At our Auke Bay Laboratories, in Juneau, Alaska, we engaged students during our annual Sea Week and several programs in Juneau-area schools. We also worked directly with teachers through SouthEast Exchange, an organization that connects professionals in science, technology, engineering, and mathematics (STEM) fields with teachers in classrooms.
In Kodiak, Alaska, we reached students through a partnership with the local community and school, the Ocean Science Discovery Program.
We also reached out to Alaska Native communities through events like Bering Sea Days in the Pribilof Islands and the Barrow Arctic Research Consortium Science Fair in Utqiagvik, which bring scientists, students, teachers, and the community together for interactive science learning.
In 2019, we partnered with the Ecology Explorer summer program at the University of Alaska Fairbanks Northwest Campus in Nome to present a hands-on session on fish and crab research, and to foster a discussion of subsistence traditions in the Nome area.
We conducted school presentations in Wainwright and Utqiaġvik to talk about aerial surveys of ice-associated seals.
We helped organize NOAA Science Camp, a summer science camp for middle and high schoolers, which is now in its 17th year.

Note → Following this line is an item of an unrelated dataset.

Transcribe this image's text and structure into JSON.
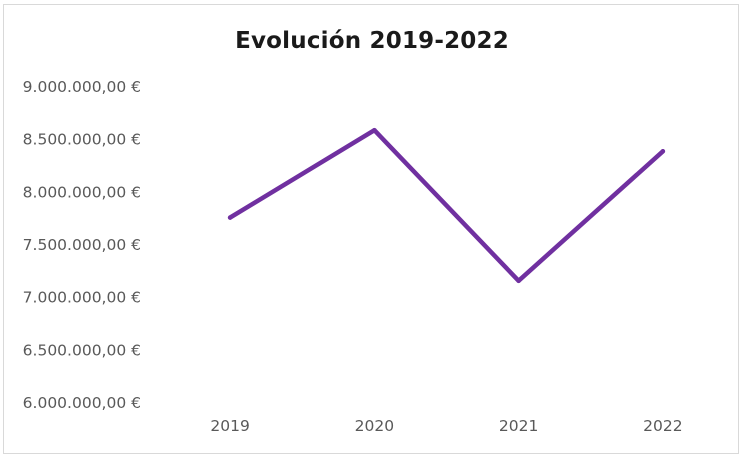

The camp provides hands-on learning experiences to roughly 150 youth each year. We hosted two teachers from Alaska to be educators at NOAA Science Camp: one from Scammon Bay, in partnership with the NOAA Teacher at Sea program, and one from Wasilla. We also partnered with the Aleut Community of St. Paul Tribal Government and several community organizations in Nome to sponsor four students from the St. Paul community and two students from Nome to attend NOAA Science Camp in Seattle.
This year we reached 29,939 people through community festivals, summer camps, lab tours, events at museums and aquariums, and public seminars. Our Kodiak Laboratory hosted over 10,511 visitors this year, many of them cruise ship visitors from around the world. Our Auke Bay Laboratories staff in Juneau reached over 2,500 people this year through lab tours, school events, seminars, community events, and summer camp visits. We participated in Seattle’s Fall Fishermen’s Festival and Pacific Marine Expo, and Kodiak’s COMFISH. We also shared our science with large audiences at Seattle Aquarium and Pacific Science Center events.
This year, Center scientists authored 117 research publications in peer-reviewed journals and produced numerous in-house technical and program reports. To view our publications, visit the NOAA Fisheries website.
We hosted 5 high school interns and 17 undergraduate interns in addition to 29 educators. Through partnerships with local school districts as well as university internship programs, we are able to host interns from across the nation and provide them with a diversity of experiential learning, both in our labs in Oregon, Washington, and Alaska, and at sea on our surveys.
Our top web feature for 2019 was “The First Recording of North Pacific Right Whale Song” with 10,486 unique page views. Our most popular blog was “Fur Seals on Bogoslof Island.” Our scientists were interviewed for hundreds of feature articles this year. Most noteworthy among them were major stories on the changing Arctic marine environment that appeared in the New York Times, the Wall Street Journal, the Washington Post, Associated Press, the Seattle Times, the Smithsonian Magazine, and Science Magazine and on CBC and BBC television networks. Awareness of Center activities is widespread. One example of this is the Associated Press feature story on our northern fur seal research on Bogoslof Island last summer. The AP story was picked up by media outlets in 11 countries and resulted in 621 related stories, reaching several million people.